Another concern is our inability to enforce against generators who send their waste to Virginia facilities. Virginia prohibits certain types of waste from its landfills that are allowed in the municipal solid waste streams of other states. Without the ability to limit imports from these states, Virginia is forced to expend more of its state-funded compliance resources at landfills accepting wastes from other states. When violations are found, however, we have no authority to pursue enforcement against the source of the waste if they are outside Virginia.
In 1998 and 1999, DEQ found illegal wastes in loads of trash coming from New York City. In the resulting litigation, the Virginia State Courts found that it would be impossible for a New York City transfer station to adequately screen the trash to prevent these banned wastes from making their way to Virginia's landfills unless the volumes were significantly curtailed. The federal courts, however, have prevented us from imposing any limits or caps on the disposal of these wastes because it would violate the Commerce Clause of the Constitution.
Every day, trains filled with garbage travel Virginia's railways, many parking along the way while they wait their turn at the landfill. Tractor trailers filled with garbage work their way through the crowded interstate system and across rural Virginia. At least one of Virginia's landfill operators plans to use barges to import garbage. Each barge will bring approximately 250 tractor-trailer loads of trash across the Chesapeake Bay and up the James River. Virginia has tried to protect itself by imposing disposal caps, regulating large trash trucks, and imposing restrictions on trash barges; but the federal courts have blocked these efforts.

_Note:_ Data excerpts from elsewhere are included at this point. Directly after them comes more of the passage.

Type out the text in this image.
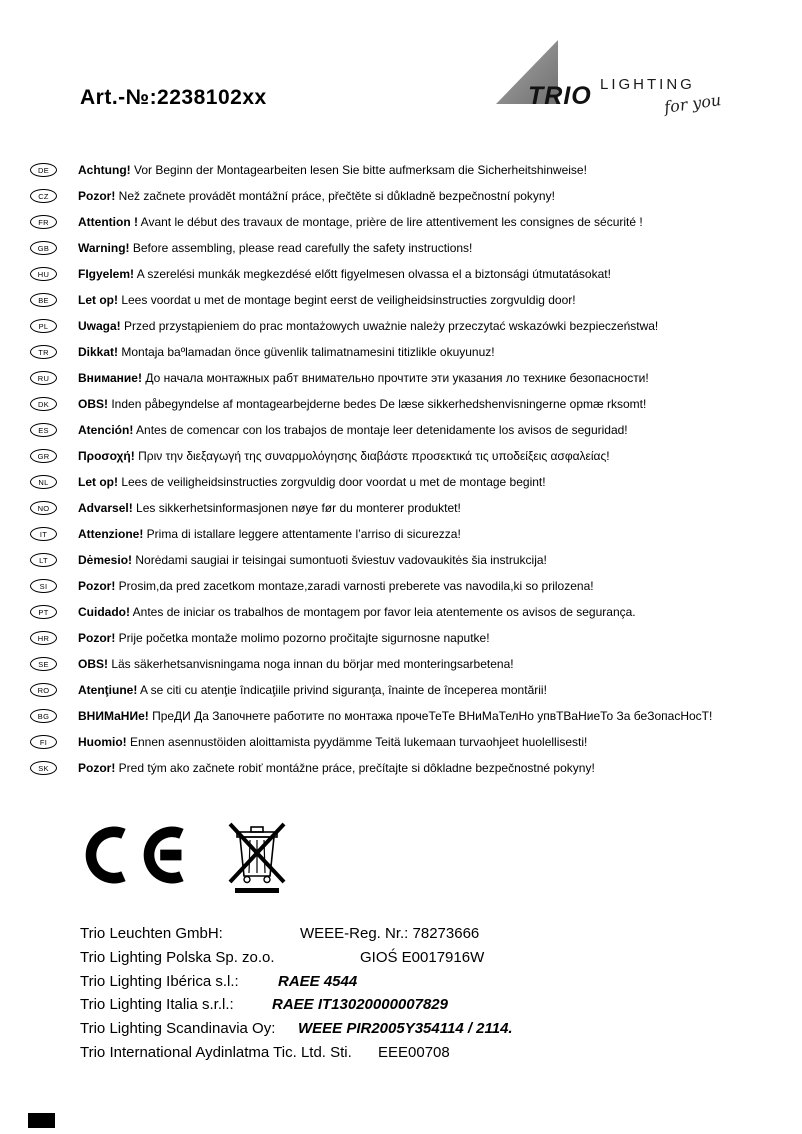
Art.-№:2238102xx	TRIO LIGHTING
for you
DE	Achtung! Vor Beginn der Montagearbeiten lesen Sie bitte aufmerksam die Sicherheitshinweise!

CZ	Pozor! Než začnete provádět montážní práce, přečtěte si důkladně bezpečnostní pokyny!

FR	Attention ! Avant le début des travaux de montage, prière de lire attentivement les consignes de sécurité !

GB	Warning! Before assembling, please read carefully the safety instructions!

HU	FIgyelem! A szerelési munkák megkezdésé előtt figyelmesen olvassa el a biztonsági útmutatásokat!

BE	Let op! Lees voordat u met de montage begint eerst de veiligheidsinstructies zorgvuldig door!

PL	Uwaga! Przed przystąpieniem do prac montażowych uważnie należy przeczytać wskazówki bezpieczeństwa!

TR	Dikkat! Montaja baºlamadan önce güvenlik talimatnamesini titizlikle okuyunuz!

RU	Внимание! До начала монтажных рабт внимательно прочтите эти указания ло технике безопасности!

DK	OBS! Inden påbegyndelse af montagearbejderne bedes De læse sikkerhedshenvisningerne opmæ rksomt!

ES	Atención! Antes de comencar con los trabajos de montaje leer detenidamente los avisos de seguridad!

GR	Προσοχή! Πριν την διεξαγωγή της συναρμολόγησης διαβάστε προσεκτικά τις υποδείξεις ασφαλείας!

NL	Let op! Lees de veiligheidsinstructies zorgvuldig door voordat u met de montage begint!

NO	Advarsel! Les sikkerhetsinformasjonen nøye før du monterer produktet!

IT	Attenzione! Prima di istallare leggere attentamente l’arriso di sicurezza!

LT	Dėmesio! Norėdami saugiai ir teisingai sumontuoti šviestuv vadovaukitės šia instrukcija!

SI	Pozor! Prosim,da pred zacetkom montaze,zaradi varnosti preberete vas navodila,ki so prilozena!

PT	Cuidado! Antes de iniciar os trabalhos de montagem por favor leia atentemente os avisos de segurança.

HR	Pozor! Prije početka montaže molimo pozorno pročitajte sigurnosne naputke!

SE	OBS! Läs säkerhetsanvisningama noga innan du börjar med monteringsarbetena!

RO	Atenţiune! A se citi cu atenţie îndicaţiile privind siguranţa, înainte de începerea montării!

BG	ВНИМаНИе! ПреДИ Да Започнете работите по монтажа прочеТеТе ВНиМаТелНо упвТВаНиеТо За беЗопасНосТ!

FI	Huomio! Ennen asennustöiden aloittamista pyydämme Teitä lukemaan turvaohjeet huolellisesti!

SK	Pozor! Pred tým ako začnete robiť montážne práce, prečítajte si dôkladne bezpečnostné pokyny!

Trio Leuchten GmbH:	WEEE-Reg. Nr.: 78273666
Trio Lighting Polska Sp. zo.o.	GIOŚ E0017916W
Trio Lighting Ibérica s.l.:	RAEE 4544
Trio Lighting Italia s.r.l.:	RAEE IT13020000007829
Trio Lighting Scandinavia Oy:	WEEE PIR2005Y354114 / 2114.
Trio International Aydinlatma Tic. Ltd. Sti.	EEE00708
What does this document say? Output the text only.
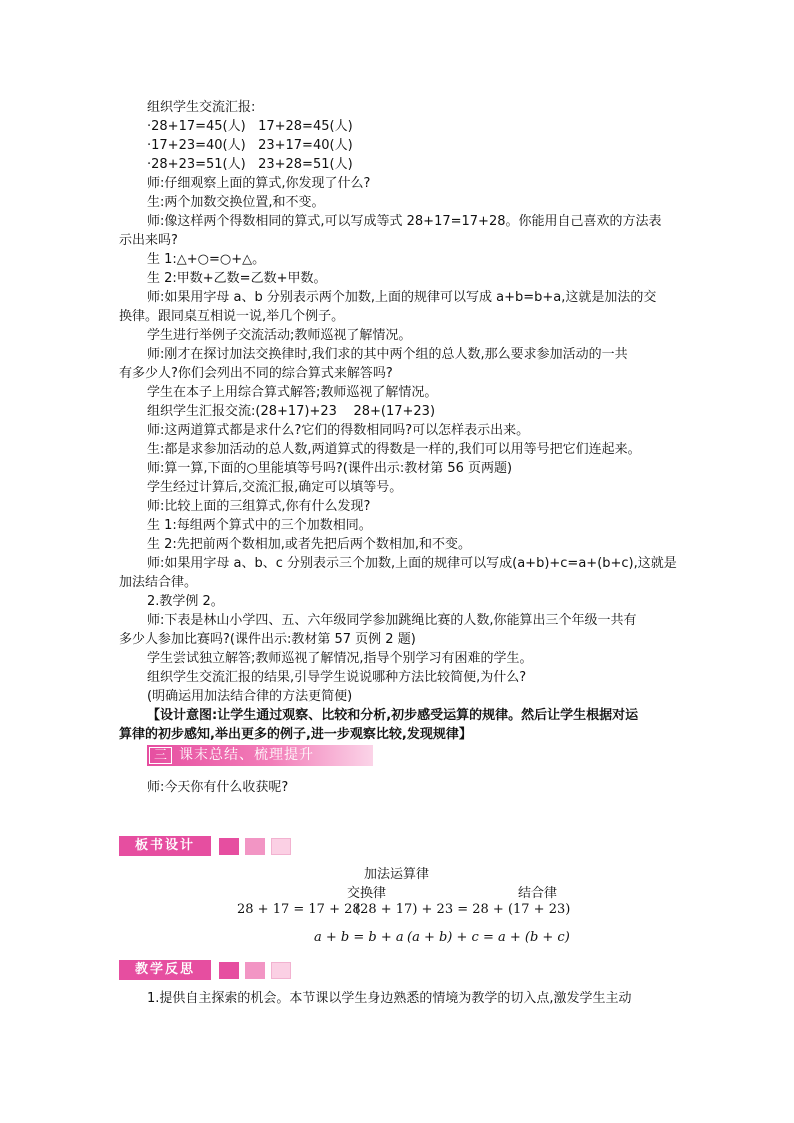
组织学生交流汇报:
·28+17=45(人)   17+28=45(人)
·17+23=40(人)   23+17=40(人)
·28+23=51(人)   23+28=51(人)
师:仔细观察上面的算式,你发现了什么?
生:两个加数交换位置,和不变。
师:像这样两个得数相同的算式,可以写成等式 28+17=17+28。你能用自己喜欢的方法表
示出来吗?
生 1:△+○=○+△。
生 2:甲数+乙数=乙数+甲数。
师:如果用字母 a、b 分别表示两个加数,上面的规律可以写成 a+b=b+a,这就是加法的交
换律。跟同桌互相说一说,举几个例子。
学生进行举例子交流活动;教师巡视了解情况。
师:刚才在探讨加法交换律时,我们求的其中两个组的总人数,那么要求参加活动的一共
有多少人?你们会列出不同的综合算式来解答吗?
学生在本子上用综合算式解答;教师巡视了解情况。
组织学生汇报交流:(28+17)+23    28+(17+23)
师:这两道算式都是求什么?它们的得数相同吗?可以怎样表示出来。
生:都是求参加活动的总人数,两道算式的得数是一样的,我们可以用等号把它们连起来。
师:算一算,下面的○里能填等号吗?(课件出示:教材第 56 页两题)
学生经过计算后,交流汇报,确定可以填等号。
师:比较上面的三组算式,你有什么发现?
生 1:每组两个算式中的三个加数相同。
生 2:先把前两个数相加,或者先把后两个数相加,和不变。
师:如果用字母 a、b、c 分别表示三个加数,上面的规律可以写成(a+b)+c=a+(b+c),这就是
加法结合律。
2.教学例 2。
师:下表是林山小学四、五、六年级同学参加跳绳比赛的人数,你能算出三个年级一共有
多少人参加比赛吗?(课件出示:教材第 57 页例 2 题)
学生尝试独立解答;教师巡视了解情况,指导个别学习有困难的学生。
组织学生交流汇报的结果,引导学生说说哪种方法比较简便,为什么?
(明确运用加法结合律的方法更简便)
【设计意图:让学生通过观察、比较和分析,初步感受运算的规律。然后让学生根据对运
算律的初步感知,举出更多的例子,进一步观察比较,发现规律】
三 课末总结、梳理提升
师:今天你有什么收获呢?
板书设计
加法运算律
交换律	结合律
28 + 17 = 17 + 28
(28 + 17) + 23 = 28 + (17 + 23)
a + b = b + a (a + b) + c = a + (b + c)
教学反思
1.提供自主探索的机会。本节课以学生身边熟悉的情境为教学的切入点,激发学生主动
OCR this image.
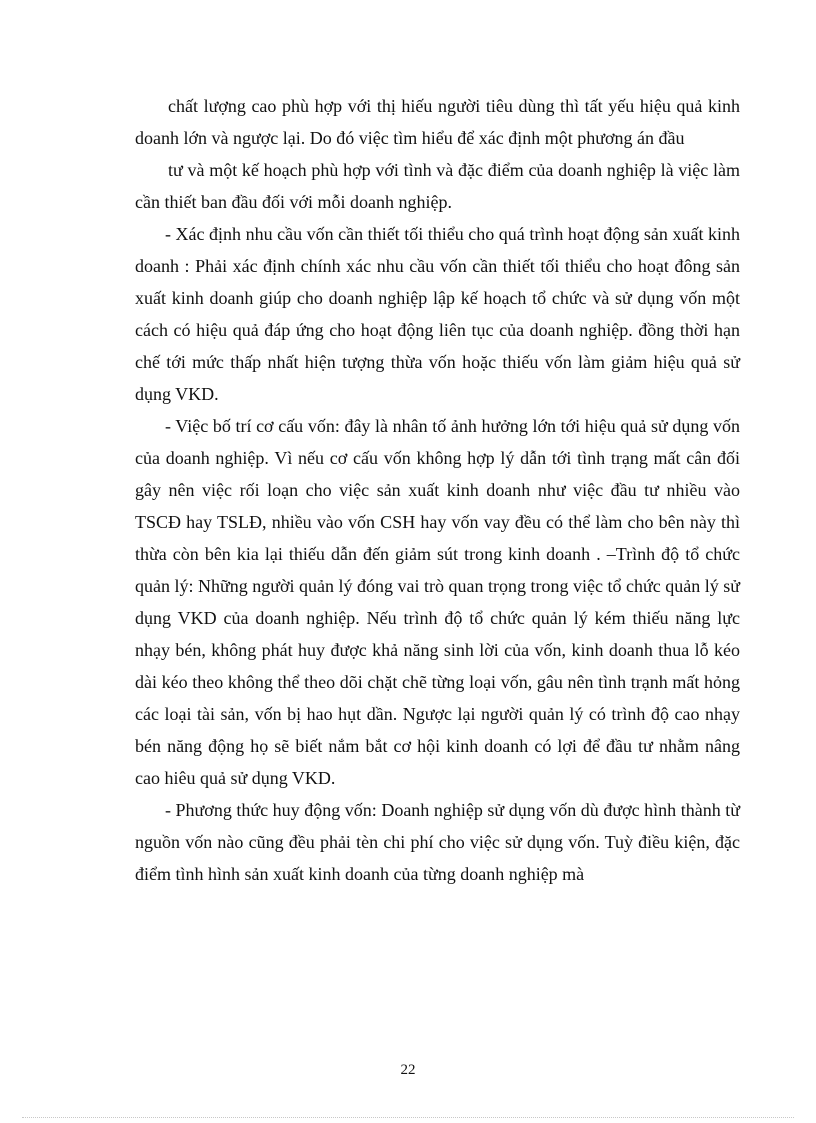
chất lượng cao phù hợp với thị hiếu người tiêu dùng thì tất yếu hiệu quả kinh doanh lớn và ngược lại. Do đó việc tìm hiểu để xác định một phương án đầu

tư và một kế hoạch phù hợp với tình và đặc điểm của doanh nghiệp là việc làm cần thiết ban đầu đối với mỗi doanh nghiệp.

- Xác định nhu cầu vốn cần thiết tối thiểu cho quá trình hoạt động sản xuất kinh doanh : Phải xác định chính xác nhu cầu vốn cần thiết tối thiểu cho hoạt đông sản xuất kinh doanh giúp cho doanh nghiệp lập kế hoạch tổ chức và sử dụng vốn một cách có hiệu quả đáp ứng cho hoạt động liên tục của doanh nghiệp. đồng thời hạn chế tới mức thấp nhất hiện tượng thừa vốn hoặc thiếu vốn làm giảm hiệu quả sử dụng VKD.

- Việc bố trí cơ cấu vốn: đây là nhân tố ảnh hưởng lớn tới hiệu quả sử dụng vốn của doanh nghiệp. Vì nếu cơ cấu vốn không hợp lý dẫn tới tình trạng mất cân đối gây nên việc rối loạn cho việc sản xuất kinh doanh như việc đầu tư nhiều vào TSCĐ hay TSLĐ, nhiều vào vốn CSH hay vốn vay đều có thể làm cho bên này thì thừa còn bên kia lại thiếu dẫn đến giảm sút trong kinh doanh . –Trình độ tổ chức quản lý: Những người quản lý đóng vai trò quan trọng trong việc tổ chức quản lý sử dụng VKD của doanh nghiệp. Nếu trình độ tổ chức quản lý kém thiếu năng lực nhạy bén, không phát huy được khả năng sinh lời của vốn, kinh doanh thua lỗ kéo dài kéo theo không thể theo dõi chặt chẽ từng loại vốn, gâu nên tình trạnh mất hỏng các loại tài sản, vốn bị hao hụt dần. Ngược lại người quản lý có trình độ cao nhạy bén năng động họ sẽ biết nắm bắt cơ hội kinh doanh có lợi để đầu tư nhằm nâng cao hiêu quả sử dụng VKD.

- Phương thức huy động vốn: Doanh nghiệp sử dụng vốn dù được hình thành từ nguồn vốn nào cũng đều phải tèn chi phí cho việc sử dụng vốn. Tuỳ điều kiện, đặc điểm tình hình sản xuất kinh doanh của từng doanh nghiệp mà

22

The Commonwealth seeks the authority to control how our natural resources are consumed and protect the long-term welfare of our citizens. In order to do this, we are asking Congress to grant states the ability to control the importation of garbage. This authority should be simple and flexible enough to meet the needs of all states, without basing it upon the solid waste management system of one particular state.
For example, some of the legislation being considered would authorize states to cap waste imports at 1993 levels. Virginia first collected verifiable information on waste imports in 1998. The Department of Environmental Quality has been working with Senator Warner and other members to identify these concerns and I hope that we will be able to address them before any action is taken.
I applaud the Committee for continuing its efforts to address this issue. Thank you for the opportunity to present Virginia's concerns about interstate waste disposal. I would be happy to work with you and your staff to move such legislation forward. This concludes my prepared remarks, and I will be happy to answer any questions.